There are plenty of peer reveiwed studies out there that flatly state that cryogenics works, going all the way back to the original work of Dr. Randall Barron. The work of Dr. David Collins is magnificent. The afformentioned studies by IIT, Los Alamos National Labs, and the US Army Aviation and Missile Command, The University of Trento, Italy and others all state the process works and works well and works as advertised by the more responsible practioners. The American Society for Materials, International says it works. The Cryogenic Society of America says it works. What do you want, a new book in the Bible about it?
Your studies point to a conclusion that everyone is making. We do know it works, we do not know why. But your conclusion seems to be that you do not know why it works, therefore you are skeptical that it does work. Does not knowing why something happens mean the process should not be used? Show me any study that shows how gravity works. Do you distrust gravity? In today's competitive market, we need to use every advantage we have. And this process provides a HUGE advantage in tooling performance and in component performance.

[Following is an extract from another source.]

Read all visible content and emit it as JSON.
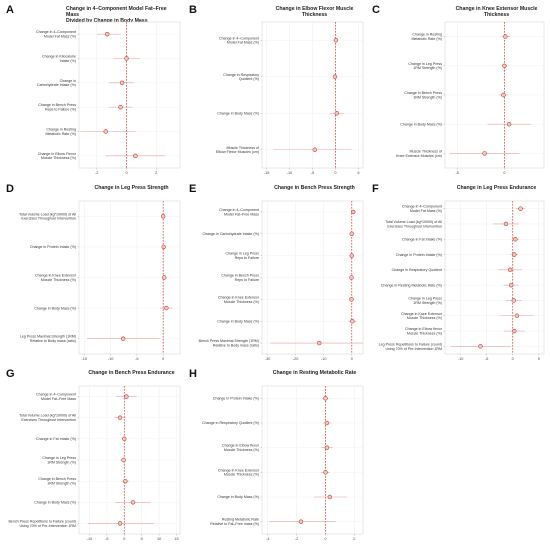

You need to separate having to understand a process from being able to profit by it. Until the early part of the 20th century, we did not understand why steel got hard by quenching and tempering. That did not stop us from using hardened steels. We did not understand exactly why airplanes flew for the first 25 years of flight. (The Wright brothers observed the way wings created lift, but did not have any idea why they created lift. Their work was strictly empirical.) But not understanding how the aircraft worked did not ground all aircraft. And people watching them fly began to see that it was no illusion.
People who refuse to use cryogenic processing because they cannot explain its mechanism are not being rational. The research by careful, prestigious organizations is overwhelming. The practical uses are overwhelming. We are beyond the point of being skeptical about WHETHER it works. If you want to help us find out why cryogenic processing works, hail and welcome. If you want to denigrate the work of learned researchers with an opinion, then don't waste our time.